Pediatric acute myeloid leukemia (pAML) is a childhood blood cancer with a high relapse rate, though the treatment of pAML has significantly advanced. In the 1980s, almost all children diagnosed with the disease died; today up to 75% survive, but success depends upon comprehensive diagnostics, intensive therapy, and effective supportive care. In places where these elements are lacking, survival rates can dip below 50%. Now, in a new study, an international team led by scientists and physicians at the University of California, San Diego (UCSD), School of Medicine deployed an array of analytical and gene-splicing tools to further understand the mutations in pAML.

Their findings are published in Cell Reports in an article titled, “Detection and targeting of splicing deregulation in pediatric acute myeloid leukemia stem cells.”

“pAML is typified by high relapse rates and a relative paucity of somatic DNA mutations,” wrote the researchers. “Although seminal studies show that splicing factor mutations and mis-splicing fuel therapy-resistant leukemia stem cell (LSC) generation in adults, splicing deregulation has not been extensively studied in pAML. Herein, we describe single-cell proteogenomics analyses, transcriptome-wide analyses of FACS-purified hematopoietic stem and progenitor cells followed by differential splicing analyses, dual-fluorescence lentiviral splicing reporter assays, and the potential of a selective splicing modulator, Rebecsinib, in pAML.”

“Compared to adult AML, pediatric AML is associated with relatively few known mutations, which likely stems from the fact that children have not yet been much exposed to environmental factors that damage DNA,” explained senior study author Catriona Jamieson, MD, PhD, professor of medicine, director of the Sanford Stem Cell Institute, and a hematologist specializing in blood disorders.

“Our hypothesis was that the drivers were not genomic alterations, but rather occurred within transcriptomic and epitranscriptomic processes.”

The transcriptome describes all of the RNA expressed by genes in an organism. RNA is used to convey the genetic (DNA) information needed to make proteins and perform or regulate cellular functions. Transcriptomics is used to learn how genes are turned on and off in different cells and how that may be linked to certain diseases.
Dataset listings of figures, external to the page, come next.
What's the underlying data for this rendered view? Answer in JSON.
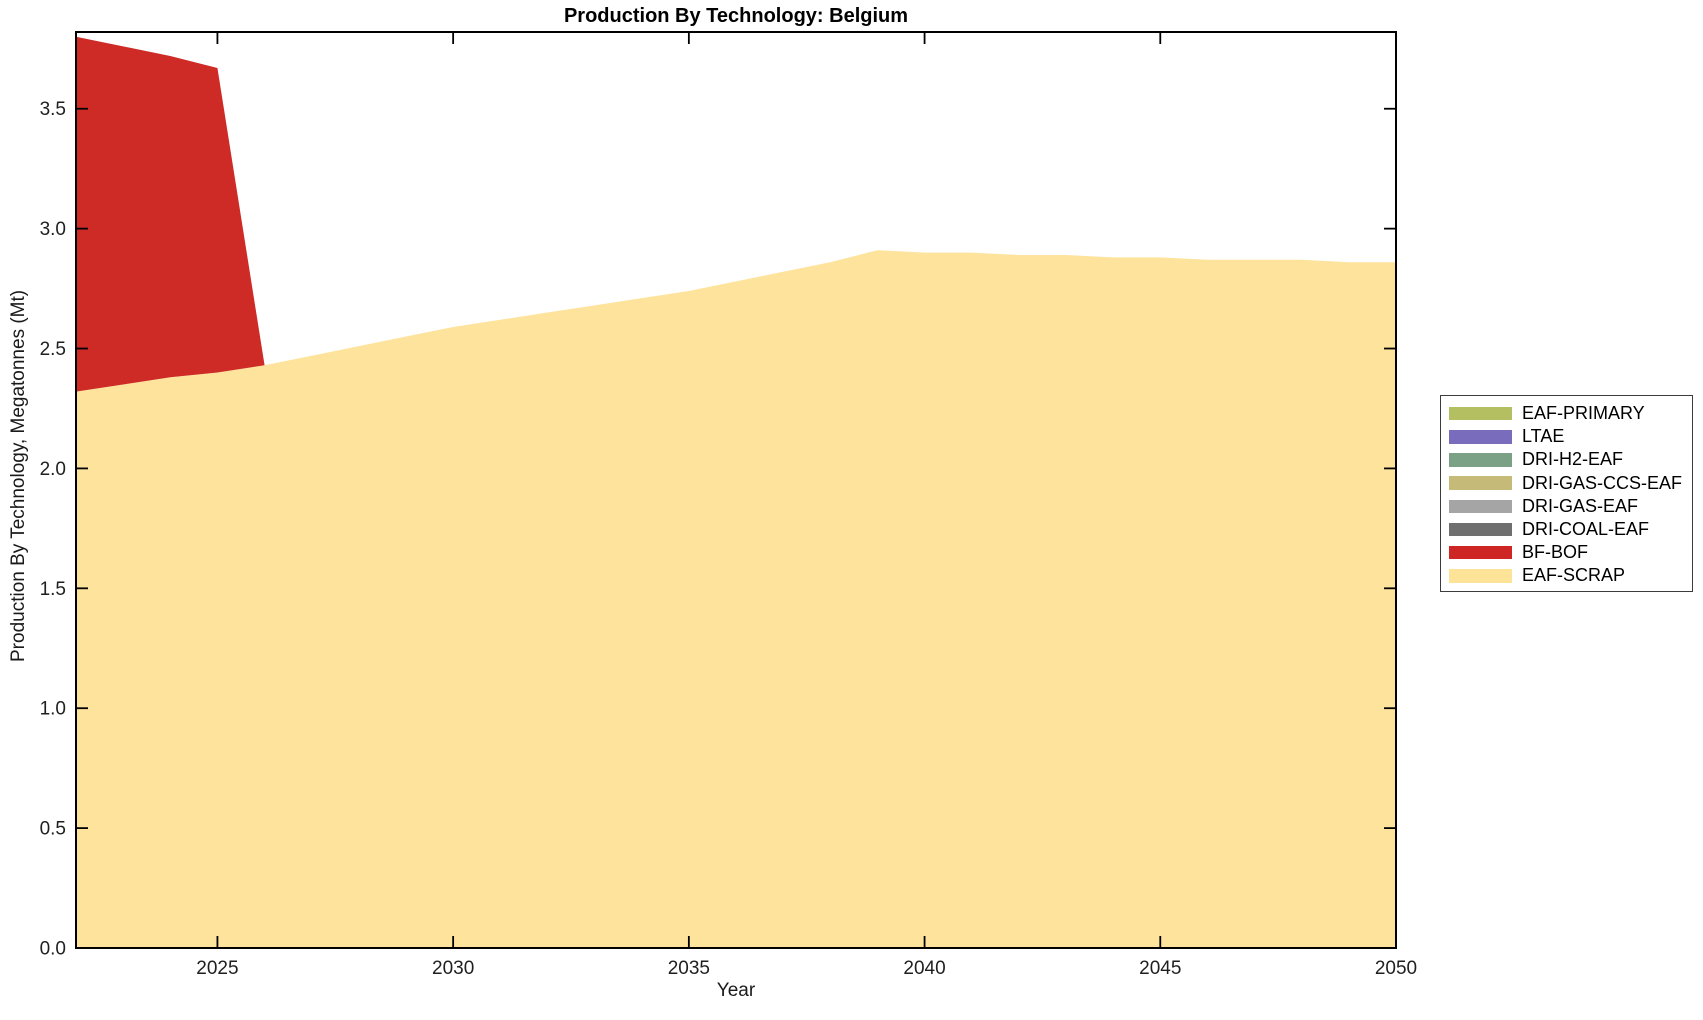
{
  "chart": {
    "title": "Production By Technology: Belgium",
    "xlabel": "Year",
    "ylabel": "Production By Technology, Megatonnes (Mt)",
    "axis_color": "#000000",
    "tick_label_color": "#1f1f1f"
  },
  "chart_data": {
    "type": "area",
    "stacked": true,
    "title": "Production By Technology: Belgium",
    "xlabel": "Year",
    "ylabel": "Production By Technology, Megatonnes (Mt)",
    "xlim": [
      2022,
      2050
    ],
    "ylim": [
      0,
      3.82
    ],
    "xticks": [
      2025,
      2030,
      2035,
      2040,
      2045,
      2050
    ],
    "xtick_labels": [
      "2025",
      "2030",
      "2035",
      "2040",
      "2045",
      "2050"
    ],
    "yticks": [
      0,
      0.5,
      1.0,
      1.5,
      2.0,
      2.5,
      3.0,
      3.5
    ],
    "ytick_labels": [
      "0.0",
      "0.5",
      "1.0",
      "1.5",
      "2.0",
      "2.5",
      "3.0",
      "3.5"
    ],
    "grid": false,
    "legend_position": "outside-right",
    "x": [
      2022,
      2023,
      2024,
      2025,
      2026,
      2027,
      2028,
      2029,
      2030,
      2031,
      2032,
      2033,
      2034,
      2035,
      2036,
      2037,
      2038,
      2039,
      2040,
      2041,
      2042,
      2043,
      2044,
      2045,
      2046,
      2047,
      2048,
      2049,
      2050
    ],
    "series": [
      {
        "name": "EAF-SCRAP",
        "color": "#FDE39B",
        "values": [
          2.32,
          2.35,
          2.38,
          2.4,
          2.43,
          2.47,
          2.51,
          2.55,
          2.59,
          2.62,
          2.65,
          2.68,
          2.71,
          2.74,
          2.78,
          2.82,
          2.86,
          2.91,
          2.9,
          2.9,
          2.89,
          2.89,
          2.88,
          2.88,
          2.87,
          2.87,
          2.87,
          2.86,
          2.86
        ]
      },
      {
        "name": "BF-BOF",
        "color": "#CE2A26",
        "values": [
          1.48,
          1.41,
          1.34,
          1.27,
          0,
          0,
          0,
          0,
          0,
          0,
          0,
          0,
          0,
          0,
          0,
          0,
          0,
          0,
          0,
          0,
          0,
          0,
          0,
          0,
          0,
          0,
          0,
          0,
          0
        ]
      },
      {
        "name": "DRI-COAL-EAF",
        "color": "#6F6F6F",
        "values": [
          0,
          0,
          0,
          0,
          0,
          0,
          0,
          0,
          0,
          0,
          0,
          0,
          0,
          0,
          0,
          0,
          0,
          0,
          0,
          0,
          0,
          0,
          0,
          0,
          0,
          0,
          0,
          0,
          0
        ]
      },
      {
        "name": "DRI-GAS-EAF",
        "color": "#A5A5A5",
        "values": [
          0,
          0,
          0,
          0,
          0,
          0,
          0,
          0,
          0,
          0,
          0,
          0,
          0,
          0,
          0,
          0,
          0,
          0,
          0,
          0,
          0,
          0,
          0,
          0,
          0,
          0,
          0,
          0,
          0
        ]
      },
      {
        "name": "DRI-GAS-CCS-EAF",
        "color": "#C5BA77",
        "values": [
          0,
          0,
          0,
          0,
          0,
          0,
          0,
          0,
          0,
          0,
          0,
          0,
          0,
          0,
          0,
          0,
          0,
          0,
          0,
          0,
          0,
          0,
          0,
          0,
          0,
          0,
          0,
          0,
          0
        ]
      },
      {
        "name": "DRI-H2-EAF",
        "color": "#7AA086",
        "values": [
          0,
          0,
          0,
          0,
          0,
          0,
          0,
          0,
          0,
          0,
          0,
          0,
          0,
          0,
          0,
          0,
          0,
          0,
          0,
          0,
          0,
          0,
          0,
          0,
          0,
          0,
          0,
          0,
          0
        ]
      },
      {
        "name": "LTAE",
        "color": "#7A6CBC",
        "values": [
          0,
          0,
          0,
          0,
          0,
          0,
          0,
          0,
          0,
          0,
          0,
          0,
          0,
          0,
          0,
          0,
          0,
          0,
          0,
          0,
          0,
          0,
          0,
          0,
          0,
          0,
          0,
          0,
          0
        ]
      },
      {
        "name": "EAF-PRIMARY",
        "color": "#B4BF62",
        "values": [
          0,
          0,
          0,
          0,
          0,
          0,
          0,
          0,
          0,
          0,
          0,
          0,
          0,
          0,
          0,
          0,
          0,
          0,
          0,
          0,
          0,
          0,
          0,
          0,
          0,
          0,
          0,
          0,
          0
        ]
      }
    ]
  },
  "legend": {
    "items": [
      {
        "label": "EAF-PRIMARY",
        "color": "#B4BF62"
      },
      {
        "label": "LTAE",
        "color": "#7A6CBC"
      },
      {
        "label": "DRI-H2-EAF",
        "color": "#7AA086"
      },
      {
        "label": "DRI-GAS-CCS-EAF",
        "color": "#C5BA77"
      },
      {
        "label": "DRI-GAS-EAF",
        "color": "#A5A5A5"
      },
      {
        "label": "DRI-COAL-EAF",
        "color": "#6F6F6F"
      },
      {
        "label": "BF-BOF",
        "color": "#CD2625"
      },
      {
        "label": "EAF-SCRAP",
        "color": "#FCE398"
      }
    ]
  }
}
The epitranscriptome refers to all of the modifications to RNA that occur within a cell.

In their study, Jamieson and colleagues at UCSD and in the Netherlands pinpointed a deregulation in splicing—part of the process of decoding gene instructions into proteins— that causes a therapeutic vulnerability to a small molecule splicing inhibitor called Rebecsinib.

In research published last month, Jamieson and colleagues reported that Rebecsinib, an experimental drug, reversed malignant hyper-editing by an inflammation-induced protein known as ADAR1 p150, which promotes immune silencing, metastasis, and therapeutic resistance in 20 different cancer types, including leukemia.

“Our findings suggest a new approach to detecting and targeting therapy-resistant leukemia stem cells in pediatric AML and other cancer stem cells that become recalcitrant to treatment as a consequence of this splicing deregulation,” Jamieson said.